Hi
the issue I’m reporting is about domain gruppogesa.it
Yesterday I found on Apache access logs some entries that I’m reasonably sure are coming from a malicious bot: they are in fact scanning some standard wordpress urls (i.e. /wp1/wp-includes/wlwmanifest.xml or /wp-includes/wp-class.php) while the application is not wordpress, and the IP addresses that are making those requests are reported as possibly abusive by ipqualityscore.com. Here a couple of IPs: 193.142.147.68 and 88.248.242.58
I can exclude that those IPs are making requests by direct access to the server bypassing CF, because we followed the suggestions here to prevent it.

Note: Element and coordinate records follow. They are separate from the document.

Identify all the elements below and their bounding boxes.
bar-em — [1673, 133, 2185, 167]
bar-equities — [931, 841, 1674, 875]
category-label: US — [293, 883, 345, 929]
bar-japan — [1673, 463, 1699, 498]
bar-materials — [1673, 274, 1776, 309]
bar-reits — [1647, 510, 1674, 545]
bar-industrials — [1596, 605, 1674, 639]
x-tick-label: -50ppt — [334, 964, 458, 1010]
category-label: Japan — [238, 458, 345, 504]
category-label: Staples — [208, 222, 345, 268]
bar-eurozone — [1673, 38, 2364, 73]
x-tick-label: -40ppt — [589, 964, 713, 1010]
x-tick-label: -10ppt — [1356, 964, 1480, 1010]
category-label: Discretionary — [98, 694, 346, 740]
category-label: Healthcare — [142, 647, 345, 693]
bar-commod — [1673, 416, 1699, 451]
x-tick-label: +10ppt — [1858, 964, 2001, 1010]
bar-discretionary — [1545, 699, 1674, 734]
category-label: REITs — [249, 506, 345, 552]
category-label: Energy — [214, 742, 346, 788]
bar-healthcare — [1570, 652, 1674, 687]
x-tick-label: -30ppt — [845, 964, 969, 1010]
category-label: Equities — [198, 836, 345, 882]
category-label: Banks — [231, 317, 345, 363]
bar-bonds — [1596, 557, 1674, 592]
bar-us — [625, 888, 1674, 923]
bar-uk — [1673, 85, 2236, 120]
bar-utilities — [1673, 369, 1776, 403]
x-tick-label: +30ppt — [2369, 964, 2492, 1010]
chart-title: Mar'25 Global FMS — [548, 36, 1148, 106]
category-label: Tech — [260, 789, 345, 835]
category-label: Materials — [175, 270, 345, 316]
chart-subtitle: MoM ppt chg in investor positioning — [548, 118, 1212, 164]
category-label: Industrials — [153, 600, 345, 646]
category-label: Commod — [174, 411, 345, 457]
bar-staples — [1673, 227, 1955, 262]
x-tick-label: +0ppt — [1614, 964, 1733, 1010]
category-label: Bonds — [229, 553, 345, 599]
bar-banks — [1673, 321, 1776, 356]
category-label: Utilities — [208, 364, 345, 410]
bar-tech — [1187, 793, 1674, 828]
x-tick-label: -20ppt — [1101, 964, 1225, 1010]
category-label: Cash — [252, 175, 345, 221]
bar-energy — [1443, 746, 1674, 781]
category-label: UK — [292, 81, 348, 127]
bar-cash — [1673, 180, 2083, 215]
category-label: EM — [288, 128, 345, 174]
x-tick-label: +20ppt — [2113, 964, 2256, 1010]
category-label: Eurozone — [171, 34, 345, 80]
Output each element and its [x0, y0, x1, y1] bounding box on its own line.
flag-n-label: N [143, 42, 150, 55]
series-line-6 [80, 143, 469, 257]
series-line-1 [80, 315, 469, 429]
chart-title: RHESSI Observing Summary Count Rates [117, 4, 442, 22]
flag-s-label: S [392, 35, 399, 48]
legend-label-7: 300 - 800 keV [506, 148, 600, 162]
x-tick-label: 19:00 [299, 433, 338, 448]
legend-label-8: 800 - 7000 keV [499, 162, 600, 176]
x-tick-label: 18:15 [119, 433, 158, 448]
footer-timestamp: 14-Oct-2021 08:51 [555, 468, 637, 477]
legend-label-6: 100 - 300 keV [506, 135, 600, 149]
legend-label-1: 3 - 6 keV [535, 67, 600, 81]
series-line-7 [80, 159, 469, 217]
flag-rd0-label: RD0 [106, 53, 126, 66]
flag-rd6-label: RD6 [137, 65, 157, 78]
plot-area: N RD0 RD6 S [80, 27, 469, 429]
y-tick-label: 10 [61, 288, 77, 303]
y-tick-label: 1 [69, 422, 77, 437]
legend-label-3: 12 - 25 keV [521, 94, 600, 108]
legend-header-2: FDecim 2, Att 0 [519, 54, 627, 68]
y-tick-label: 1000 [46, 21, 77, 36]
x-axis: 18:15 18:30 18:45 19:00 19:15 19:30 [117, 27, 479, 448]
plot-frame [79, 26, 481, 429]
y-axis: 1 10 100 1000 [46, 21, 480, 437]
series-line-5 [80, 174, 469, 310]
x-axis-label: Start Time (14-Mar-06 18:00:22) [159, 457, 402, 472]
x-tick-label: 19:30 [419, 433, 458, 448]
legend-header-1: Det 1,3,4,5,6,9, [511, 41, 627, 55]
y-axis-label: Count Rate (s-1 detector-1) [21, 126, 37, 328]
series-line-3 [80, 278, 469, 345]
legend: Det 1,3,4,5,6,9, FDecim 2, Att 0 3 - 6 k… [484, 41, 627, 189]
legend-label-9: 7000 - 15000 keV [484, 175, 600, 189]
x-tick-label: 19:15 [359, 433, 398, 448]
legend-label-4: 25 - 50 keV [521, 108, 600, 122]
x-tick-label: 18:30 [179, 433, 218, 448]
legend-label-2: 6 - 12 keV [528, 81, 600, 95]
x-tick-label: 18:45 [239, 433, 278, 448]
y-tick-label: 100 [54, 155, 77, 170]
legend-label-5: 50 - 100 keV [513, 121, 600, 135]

Is it possible that for some reasons CF let those requests pass? If so, why does it happen?
Cloudflare does not block php files by default, except if you use the Managed Rules. CF also do not block wp files like theses by default.
Cloudflare don’t uses it. As long as I known, CF uses Project Honeypot.
As we don’t known how is your WAF settings, I would advise to set it to HIGH and block requests with a threat score above 5.
Here is a community tutorial for blocking wordpress requests.
And to clarify another thing. Except if you use the business or entreprise plan, CF will not automatically block threats and others requests that appears or is malicious magically. You’ll need to fine tune your WAF to adapt to your user case.
If you need assistance to do it. Feel free to ask and the community will help you.